In three years with the Baltimore Orioles, Alex Cobb made 41 starts and registered a 5.10 ERA. He lost almost a whole year from Tommy John surgery and another with a back injury.
On Friday, Cobb made his 40th start as a Giant in his second year with the organization. Since then, he’s been durable and productive for San Francisco — even while the Orioles are still sending him checks in deferred salary.
By making his fourth scoreless start of the season, Cobb improved his 2023 ERA to 2.71 and silenced his former team.
Cobb allowed five hits while striking out seven in 7.2 innings. He didn’t walk a batter and used his split-fingered fastball to keep the Giants’ lead they built with a third-inning rally intact. He left to a standing ovation from the Oracle Park crowd and halted the Giants’ losing streak at three.
“He had a really good split,” manager Gabe Kapler said postgame. “All over the zone, obviously. Totally in control of his pace, his rhythm. Getting ahead, staying ahead. Efficient. Just a really good outing.”
According to MLB researcher Sarah Langs, Cobb’s four scoreless starts of at least seven innings are already the most as a Giant in a single-season since Madison Bumgarner in 2018.
Behind Cobb, who improved his record to 5-2, the Giants (29-29) climbed back to .500 with a 4-0 victory. LaMonte Wade Jr. hits two doubles and reached base two more times, powering the offense along with a strong spot-start from Wilmer Flores.
Flores, respected as a consummate professional around the game, has had his playing time diminish since Casey Schmitt broke into the league three weeks ago. He’d started two of San Francisco’s last 11 games before Saturday, and didn’t play at all in four of them.
But the Giants entrusted Flores with the cleanup spot against the Orioles.
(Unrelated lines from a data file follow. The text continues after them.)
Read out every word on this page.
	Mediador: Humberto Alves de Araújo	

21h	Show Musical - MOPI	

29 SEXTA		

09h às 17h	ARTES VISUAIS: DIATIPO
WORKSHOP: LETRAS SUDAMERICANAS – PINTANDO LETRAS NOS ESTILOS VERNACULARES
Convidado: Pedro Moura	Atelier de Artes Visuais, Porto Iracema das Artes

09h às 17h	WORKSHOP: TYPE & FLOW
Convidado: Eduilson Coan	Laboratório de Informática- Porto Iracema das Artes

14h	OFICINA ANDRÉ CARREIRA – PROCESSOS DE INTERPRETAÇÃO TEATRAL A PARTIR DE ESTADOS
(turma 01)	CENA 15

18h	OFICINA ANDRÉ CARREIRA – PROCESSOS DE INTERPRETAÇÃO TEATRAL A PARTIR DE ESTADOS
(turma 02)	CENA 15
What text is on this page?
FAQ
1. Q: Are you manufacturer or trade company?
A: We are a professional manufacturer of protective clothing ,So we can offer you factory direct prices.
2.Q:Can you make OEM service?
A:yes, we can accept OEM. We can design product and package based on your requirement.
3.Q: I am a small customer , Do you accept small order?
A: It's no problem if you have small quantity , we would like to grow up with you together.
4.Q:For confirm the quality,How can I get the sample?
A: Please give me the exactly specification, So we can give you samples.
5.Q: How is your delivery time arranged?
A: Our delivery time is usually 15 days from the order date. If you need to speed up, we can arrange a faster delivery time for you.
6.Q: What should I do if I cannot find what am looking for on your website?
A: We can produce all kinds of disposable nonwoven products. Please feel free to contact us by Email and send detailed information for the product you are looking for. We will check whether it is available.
Kapler invited him into his office for a pregame chat about his evolving role, expressing empathy for the veteran.
“I can speak from personal experience: that is as challenging as any job in the sport,” Kapler said of losing everyday opportunities. “ So I just wanted Wilmer to know that I know what he’s going through, to some degree, and wanted him to know that I acknowledge that I haven’t put him in the best spots to have success.”
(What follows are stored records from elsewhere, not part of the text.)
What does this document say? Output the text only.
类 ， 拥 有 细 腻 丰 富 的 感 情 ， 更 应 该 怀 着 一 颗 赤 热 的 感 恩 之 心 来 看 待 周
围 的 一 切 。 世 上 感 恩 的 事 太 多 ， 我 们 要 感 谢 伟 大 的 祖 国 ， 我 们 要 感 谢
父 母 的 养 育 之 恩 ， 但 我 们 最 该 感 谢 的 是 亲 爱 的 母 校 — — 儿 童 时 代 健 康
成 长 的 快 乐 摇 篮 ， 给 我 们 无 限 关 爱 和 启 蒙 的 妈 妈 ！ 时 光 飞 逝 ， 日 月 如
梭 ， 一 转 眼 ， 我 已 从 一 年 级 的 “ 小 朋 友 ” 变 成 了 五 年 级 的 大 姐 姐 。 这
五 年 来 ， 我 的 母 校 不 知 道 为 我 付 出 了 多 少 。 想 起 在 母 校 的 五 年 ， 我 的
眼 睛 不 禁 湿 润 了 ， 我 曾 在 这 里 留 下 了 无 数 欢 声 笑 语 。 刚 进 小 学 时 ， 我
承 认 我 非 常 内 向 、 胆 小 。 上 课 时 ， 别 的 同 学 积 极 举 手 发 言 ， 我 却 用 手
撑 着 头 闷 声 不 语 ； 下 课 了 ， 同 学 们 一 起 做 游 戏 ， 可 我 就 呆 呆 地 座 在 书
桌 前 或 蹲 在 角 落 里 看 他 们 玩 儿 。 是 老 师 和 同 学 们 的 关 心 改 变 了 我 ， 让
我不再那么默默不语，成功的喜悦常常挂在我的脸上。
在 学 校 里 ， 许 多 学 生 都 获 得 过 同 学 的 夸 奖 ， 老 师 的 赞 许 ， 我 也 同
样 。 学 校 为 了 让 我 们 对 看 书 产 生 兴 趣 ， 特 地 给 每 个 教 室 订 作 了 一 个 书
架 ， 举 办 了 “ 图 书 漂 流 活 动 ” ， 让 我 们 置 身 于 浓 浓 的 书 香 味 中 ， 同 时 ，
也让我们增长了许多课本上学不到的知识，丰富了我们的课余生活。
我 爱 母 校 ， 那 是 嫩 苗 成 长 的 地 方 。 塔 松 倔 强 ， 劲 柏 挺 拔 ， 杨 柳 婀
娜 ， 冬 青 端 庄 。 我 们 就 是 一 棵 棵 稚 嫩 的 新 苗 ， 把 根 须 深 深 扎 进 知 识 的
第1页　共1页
“He hasn’t complained about it one time,” Kapler added.
Flores doubled in the first inning and played a major role in San Francisco’s three-run third inning. The 31-year-old’s two-RBI single up the middle was the Giants’ fourth of five consecutive hits in the frame.
LaMonte Wade Jr., who claimed the 100th Splash Hit Friday night, ignited that rally with a double. He added a ground-rule double later to go with two walks. And Flores went 3-for-4 in his rare starting opportunity.
Cobb, meanwhile, retired 12 straight Orioles. His split-fingered fastball was especially filthy, and he upped the usage on the pitch to almost twice as much as he normally does.
Cobb struck out the side in the second — all on splitters — and earned not one, but two mentions from the popular Twitter account Pitching Ninja.
In his pregame bullpen session, Cobb’s splitter felt good. He’d been stewing night and day since his last start — a seven earned-run dud that left him feeling “lost.”
“It’s all day,” Cobb said of how much he was thinking about his mechanics. “After a seven spot? Wake up in the middle of the night (thinking about it), going to the bathroom, playing with the kids. Whatever it is, you’re thinking about it.”
Rediscovering a repeatable delivery was much more motivating than facing his former team, Cobb said. And after delivering just two pitches, he recognized that he found something.
The veteran starter allowed just two hits in the first five innings. Cobb stayed in the strike zone to moderate his pitch count; his 79th pitch of the night ended the sixth inning.
Austin Slater, as a pinch-hitter, lined a single up the middle to score Brandon Crawford in the sixth inning to give Cobb and the Giants an extra run.
With a 1-2-3 seventh inning, Cobb generated his seventh strikeout by getting Anthony Santander to chase. That punchout, like all of Cobb’s previous six, came on his splitter.
On the night, Cobb went to his splitter 57% of the time, up from his season average of 35%. Orioles batters took 36 cracks at the pitch and whiffed 14 times.
Then in the eighth, the Orioles put their second and third runners in scoring position against Cobb. The righty, and left-handed reliever Scott Alexander, stranded them both.
Cobb said his delivery felt better than it has all season — including when he spun his first complete game shutout since 2012. As Alexander recorded that third out from his backside on the mound, Cobb watched from the dugout as his latest clean sheet stayed pristine.
His impressive bounce back sets sets up a Sunday series rubber match. And if Cobb can build off how clean his pitching motion felt, the starter who is already in the top-10 among National League starters in ERA should be even better.
“It’s just been a journey for a long time for me to try to get a consistent delivery,” Cobb said. “I feel like tonight was one of the better, repeatable deliveries I’ve had for a long time.”